Réunification de Chypre: nouveaux pourparlers de paix prometteurs [FR]
Demetris Christofias, le nouveau président de Chypre rencontrera aujourd’hui (21 mars) Mehmet Ali Talat, dirigeant de la République turque de Chypre du nord pour tenter de relancer les négociations bloquées pour la réunification de l’île dans un climat de « bonne volonté ».
Demetris Christofias, le nouveau président de Chypre rencontrera aujourd’hui (21 mars) Mehmet Ali Talat, dirigeant de la République turque de Chypre du nord pour tenter de relancer les négociations bloquées pour la réunification de l’île dans un climat de « bonne volonté ».
Le nouveau président de Chypre, Demetris Christofias, a déclaré avant la réunion que « cette fois-ci nous devons réussir » et qu’un nouvel échec «aurait des effets dévastateurs sur l’avenir de notre peuple».
Il a tenu à préciser qu’il veut que la Chypre participe à l’UE au lieu d’être un problème pour l’UE et le monde entier.
Le président de la Commission José Manuel Barroso a garanti à nouveau à M. Christofias du soutien de l’UE pour faire progresser les négociations de réunification de l’île. Suite à sa rencontre avec le président chypriote à Bruxelles la semaines dernière (14 mars), il a affirmé le soutien total de l’UE aux efforts conjoints pour sortir de l’impasse en soulignant qu’il est important que chacun participe réellement à chercher une solution au problème de Chypre.
M. Barroso a déclaré son espoir de voir la Turquie jouer un rôle constructif dans ce processus puisque son adhésion à l’UE dépend de la résolution de la question chypriote.
Le Secrétaire général de l’ONU Ban Ki-moon soutient également la nouvelle initiative et appelle la communauté internationale à saisir l’élan et la fenêtre d’opportunité.
Malgré l’optimisme prudent, M. Christofias pousse la communauté internationale à ne pas trop attendre de la réunion d’aujourd’hui.
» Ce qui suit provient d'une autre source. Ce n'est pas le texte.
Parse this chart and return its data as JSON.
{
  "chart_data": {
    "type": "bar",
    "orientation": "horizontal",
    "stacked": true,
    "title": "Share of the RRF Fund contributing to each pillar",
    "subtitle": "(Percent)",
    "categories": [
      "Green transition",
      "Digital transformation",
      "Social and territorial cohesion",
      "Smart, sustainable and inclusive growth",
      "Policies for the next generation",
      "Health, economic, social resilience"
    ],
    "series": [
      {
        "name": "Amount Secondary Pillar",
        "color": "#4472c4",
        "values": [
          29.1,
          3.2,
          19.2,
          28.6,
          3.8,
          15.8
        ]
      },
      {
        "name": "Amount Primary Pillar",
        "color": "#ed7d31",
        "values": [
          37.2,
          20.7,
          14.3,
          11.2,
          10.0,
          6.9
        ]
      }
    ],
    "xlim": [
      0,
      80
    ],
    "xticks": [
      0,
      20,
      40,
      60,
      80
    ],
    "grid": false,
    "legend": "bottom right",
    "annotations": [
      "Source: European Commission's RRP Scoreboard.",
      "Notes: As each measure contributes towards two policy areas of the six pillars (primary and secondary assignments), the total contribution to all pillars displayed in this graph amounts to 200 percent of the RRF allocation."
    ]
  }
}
Il déclare que nous ne pouvons pas résoudre le problème de la Chypre en un mois et qu’il faut leur accorder du temps et être patient et tolérant.
Les diplomates et les analystes n’attendent pas une avancée flagrante. L’avancée majeure pourrait résulter d’une offre des Chypriotes grecs d’ouvrir un point de passage à Ledra street, une route bloquée qui coupe en deux la capitale Nicosie et sépare le quartier grec du quartier turc. Il s’agit d’un des cinq points de passage au cœur de la capitale de Chypre et sa réouverture serait hautement symbolique.
M. Christofias a déclaré qu’il revenait à M. Talat de décider de sa réouverture et de sa date en mentionnant que ce dernier devrait leur dire et que lui-même était prêt à le faire demain.
De plus, M. Christofias a insisté sur le fait qu’il était également prêt à discuter d’une fédération bizonale sur la base des accords actuels, du droit international et communautaire. Cependant, il rejette toute possibilité de lever un embargo économique de facto au nord comme demandé par la Commission.
La question difficile reste la base des négociations. M. Christofias considère comme point de départ l’accord négocié sous l’égide de l’ONU en juillet 2006 qui appelle à une approche progressive au processus de paix tandis que M. Talat veut partir du plan de l’ONU de 2004.
Les pourparlers de paix sont dans une impasse depuis 2004 lorsque les chypriotes grecs ont rejeté par référendum le plan des Nations unies pour la réunification de l’île. Les chypriotes turcs ont soutenu le plan.
La dernière tentative entre M. Talat et le prédécesseur de M. Christofias, M. Tassos Papapdopoulos s’est soldée par un échec en septembre 2007.